These chicken enmoladas are fried tortillas dipped in mole sauce and then stuffed with freshly cooked chicken. Topped with queso fresco and sesame seeds these enmoladas are an authentic Mexican treat!
Place chicken in a pot with plenty of water. Add oregano, onion, garlic, and salt.
Cook until nicely tender (about 1 hour).
Remove the pieces from the pot and strain the broth.
Allow the chicken to cool down and shred it. Cover and set everything aside.
Place mole paste in a medium cooking pan along with 2 ½ cups of chicken cooking broth, chocolate, and cinnamon powder.
Bring to a gentle simmer and cook the mole sauce for 5 minutes until there are no lumps left and it has a thick gravy-like texture.
Adjust seasonings if needed and turn off the heat.
In a small bowl mix 1 cup of crumbled cheese and diced onion. Set aside.
Heat up ½ inch of oil in a frying pan and slightly fry the tortillas on both sides.
Place fried tortillas on a paper-lined plate to absorb excess oil.
Assemble enmoladas
Dip a tortilla in the warm mole sauce until is nicely coated on both sides.
Place the tortilla on a plate and add some shredded chicken then top with a bit of onion and cheese mixture.
Roll or fold the stuffed tortilla and place it on a serving plate. Repeat the steps until all tortillas are used.
Pour more mole sauce on top of the enmoladas and spread it with the back of a spoon.

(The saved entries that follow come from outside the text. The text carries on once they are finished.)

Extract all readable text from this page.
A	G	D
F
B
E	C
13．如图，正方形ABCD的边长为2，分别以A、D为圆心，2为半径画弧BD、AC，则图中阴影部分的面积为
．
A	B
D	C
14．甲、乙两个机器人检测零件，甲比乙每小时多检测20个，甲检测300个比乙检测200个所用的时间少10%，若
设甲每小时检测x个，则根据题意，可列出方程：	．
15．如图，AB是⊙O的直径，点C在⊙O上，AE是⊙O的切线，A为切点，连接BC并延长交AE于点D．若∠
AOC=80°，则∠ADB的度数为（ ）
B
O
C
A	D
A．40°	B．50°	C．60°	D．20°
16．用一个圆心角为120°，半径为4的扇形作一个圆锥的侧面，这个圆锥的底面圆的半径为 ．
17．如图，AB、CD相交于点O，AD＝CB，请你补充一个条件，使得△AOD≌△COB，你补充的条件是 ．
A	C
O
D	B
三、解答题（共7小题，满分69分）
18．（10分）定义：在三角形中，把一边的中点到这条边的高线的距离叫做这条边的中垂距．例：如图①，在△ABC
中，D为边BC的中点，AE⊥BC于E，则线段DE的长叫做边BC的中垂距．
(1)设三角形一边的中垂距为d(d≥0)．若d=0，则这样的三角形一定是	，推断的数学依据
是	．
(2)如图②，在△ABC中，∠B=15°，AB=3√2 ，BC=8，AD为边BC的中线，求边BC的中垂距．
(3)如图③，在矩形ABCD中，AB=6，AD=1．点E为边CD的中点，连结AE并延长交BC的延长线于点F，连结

Top with sliced onions, more cheese, and a good sprinkle of toasted sesame seeds.
Serve immediately.
Notes
Mole sauce gets thicker as it cools down, if that’s the case, just warm it up with a splash of chicken broth to loosen it up.
Instead of frying the tortillas, you can warm them on a comal or skillet until nicely pliable.
If tortillas break when you coat them in the sauce is because they need to be fried a little longer.
Don’t be tempted to assemble the tortillas without dipping them into the sauce first. Coating the whole tortilla yields juicier and plump mole enchiladas because the sauce goes also inside.